Friday, June 5, 2026
home_banner_first
HUKUM & PERISTIWA

Pelajar SMP Tewas di Pagar Merbau Diduga Korban Pembunuhan, Keluarga Minta Ekshumasi

Mistar.idSabtu, 7 Februari 2026 20.52
journalist-avatar-top
HS
pelajar_smp_tewas_di_pagar_merbau_diduga_korban_pembunuhan_keluarga_minta_ekshumasi

Jenazah korban saat di lokasi kejadian. (foto: Dokumentasi Mistar)

news_banner

Deli Serdang, MISTAR.ID

Kasus penemuan jasad remaja laki-laki di Jalan Desa Suka Mandi Hilir, Kecamatan Pagar Merbau, Kabupaten Deli Serdang, Minggu (22/12/2025), masih dalam penanganan Polresta Deli Serdang.

Keluarga korban melalui kuasa hukumnya, menduga Hafidz Khairu Agam, 15 tahun, meninggal dunia bukan akibat kecelakaan lalu lintas, tapi diduga korban pembunuhan.

Sebelumnya, Satlantas Polresta Deli Serdang yang melakukan olah Tempat Kejadian Perkara (TKP) dipimpin Kanit Gakkum, AKP R Gultom, menyimpulkan pelajar SMP warga Desa Pasar V Kebun Kelapa, Kecamatan Beringin, Kabupaten Deli Serdang, itu merupakan korban kecelakaan lalu lintas tunggal.

Namun, pihak keluarga belakangan menilai terdapat sejumlah kejanggalan. Kuasa hukum keluarga korban, Hafiz Saragih menyebut pihaknya telah mengajukan permohonan resmi kepada polisi agar dilakukan ekshumasi atau pembongkaran makam untuk kepentingan penyelidikan lebih lanjut.

“Kami menemukan sejumlah kejanggalan berdasarkan informasi dan fakta di lokasi kejadian. Sepeda motor korban tidak mengalami kerusakan signifikan, padahal menurut keterangan awal polisi, korban diduga menabrak bok titi (jembatan kecil),” ujar Hafiz, Sabtu (8/2/2026).

Selain itu, lanjutnya, teman-teman korban yang diketahui keluar bersama korban pada malam kejadian juga tidak memberikan informasi apapun kepada keluarga terkait peristiwa yang dialami korban.

“Kecurigaan lainnya, tidak ada satu pun rekan korban yang mengabari keluarga mengenai kejadian tersebut,” katanya.

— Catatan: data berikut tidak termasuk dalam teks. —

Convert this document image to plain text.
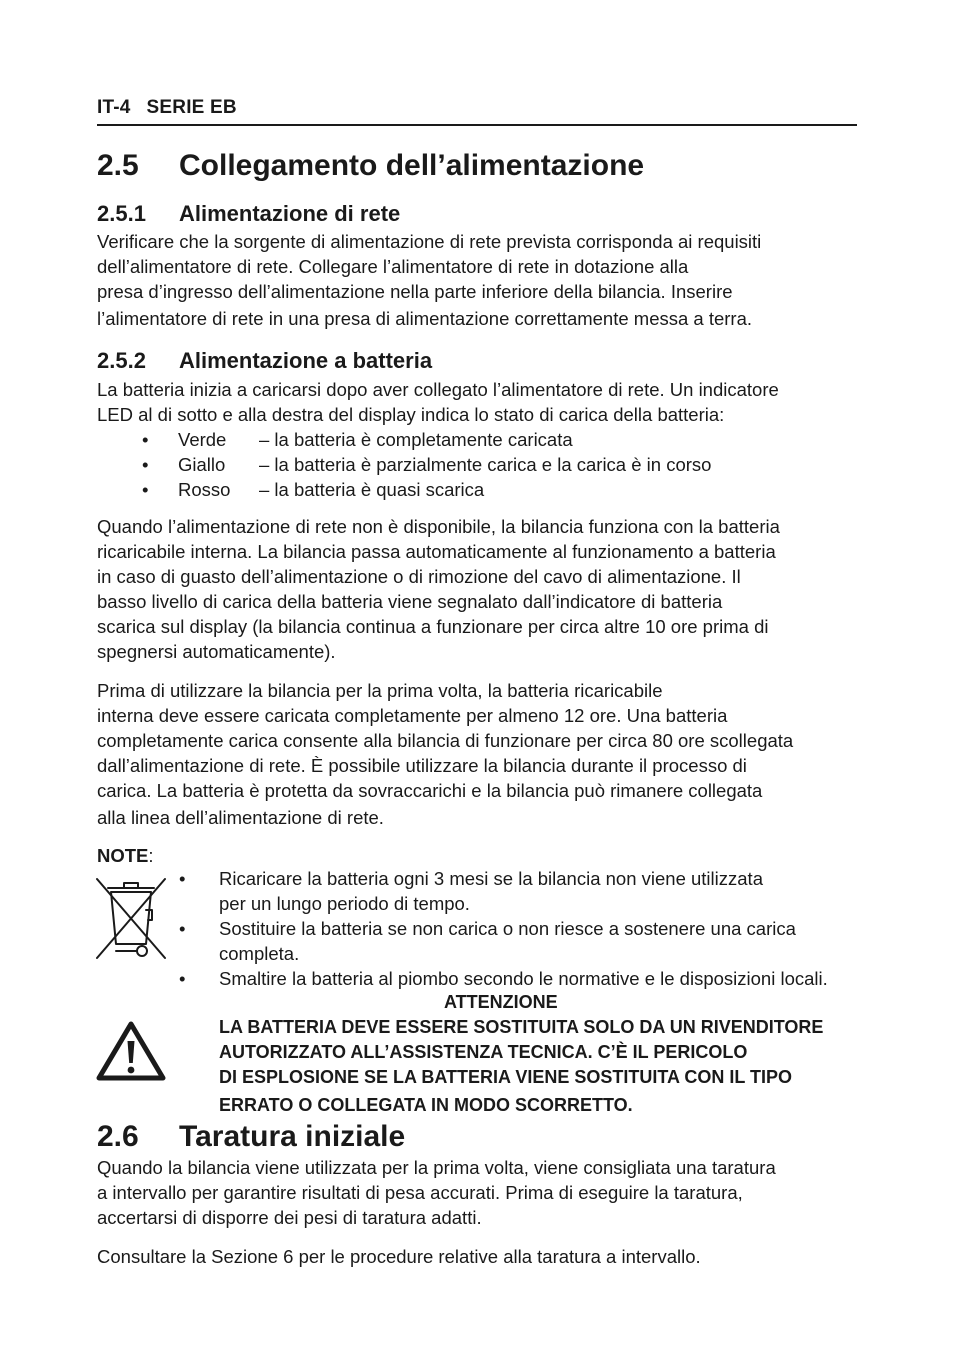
IT-4 SERIE EB
2.5 Collegamento dell’alimentazione
2.5.1 Alimentazione di rete
Verificare che la sorgente di alimentazione di rete prevista corrisponda ai requisiti
dell’alimentatore di rete. Collegare l’alimentatore di rete in dotazione alla
presa d’ingresso dell’alimentazione nella parte inferiore della bilancia. Inserire
l’alimentatore di rete in una presa di alimentazione correttamente messa a terra.
2.5.2 Alimentazione a batteria
La batteria inizia a caricarsi dopo aver collegato l’alimentatore di rete. Un indicatore
LED al di sotto e alla destra del display indica lo stato di carica della batteria:
• Verde – la batteria è completamente caricata
• Giallo – la batteria è parzialmente carica e la carica è in corso
• Rosso – la batteria è quasi scarica
Quando l’alimentazione di rete non è disponibile, la bilancia funziona con la batteria
ricaricabile interna. La bilancia passa automaticamente al funzionamento a batteria
in caso di guasto dell’alimentazione o di rimozione del cavo di alimentazione. Il
basso livello di carica della batteria viene segnalato dall’indicatore di batteria
scarica sul display (la bilancia continua a funzionare per circa altre 10 ore prima di
spegnersi automaticamente).
Prima di utilizzare la bilancia per la prima volta, la batteria ricaricabile
interna deve essere caricata completamente per almeno 12 ore. Una batteria
completamente carica consente alla bilancia di funzionare per circa 80 ore scollegata
dall’alimentazione di rete. È possibile utilizzare la bilancia durante il processo di
carica. La batteria è protetta da sovraccarichi e la bilancia può rimanere collegata
alla linea dell’alimentazione di rete.
NOTE:
• Ricaricare la batteria ogni 3 mesi se la bilancia non viene utilizzata
per un lungo periodo di tempo.
• Sostituire la batteria se non carica o non riesce a sostenere una carica
completa.
• Smaltire la batteria al piombo secondo le normative e le disposizioni locali.
ATTENZIONE
LA BATTERIA DEVE ESSERE SOSTITUITA SOLO DA UN RIVENDITORE
AUTORIZZATO ALL’ASSISTENZA TECNICA. C’È IL PERICOLO
DI ESPLOSIONE SE LA BATTERIA VIENE SOSTITUITA CON IL TIPO
ERRATO O COLLEGATA IN MODO SCORRETTO.
2.6 Taratura iniziale
Quando la bilancia viene utilizzata per la prima volta, viene consigliata una taratura
a intervallo per garantire risultati di pesa accurati. Prima di eseguire la taratura,
accertarsi di disporre dei pesi di taratura adatti.
Consultare la Sezione 6 per le procedure relative alla taratura a intervallo.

Sebelumnya, warga menemukan jasad Hafidz Khairu Agam di area persawahan dalam kondisi mulut dan hidung mengeluarkan darah. Di samping jasad korban ditemukan sepeda motor milik korban, yang sempat menggegerkan warga sekitar.

Petugas kepolisian yang tiba di lokasi kemudian melakukan evakuasi dan membawa jenazah korban ke Rumah Sakit Umum Daerah (RSUD) H Amri Tambunan untuk keperluan visum.

Dari hasil pengamatan awal di lokasi, tidak ditemukan bekas seretan kendaraan. Yang terlihat hanya pecahan kaca lampu sepeda motor di bagian atas bok titi, tepat di bawah lokasi ditemukannya jasad korban.

Kapolsek Pagar Merbau, AKP Ronald Sihite, mengatakan berdasarkan hasil olah TKP awal yang dilakukan Satlantas, korban diduga mengalami kecelakaan lalu lintas tunggal setelah menabrak bok titi, dan jasad korban ditemukan warga keesokan paginya.

“Dari hasil olah TKP awal, korban diduga mengalami laka tunggal. Namun demikian, setiap informasi baru tentu akan kami tindak lanjuti sesuai prosedur hukum,” ujarnya.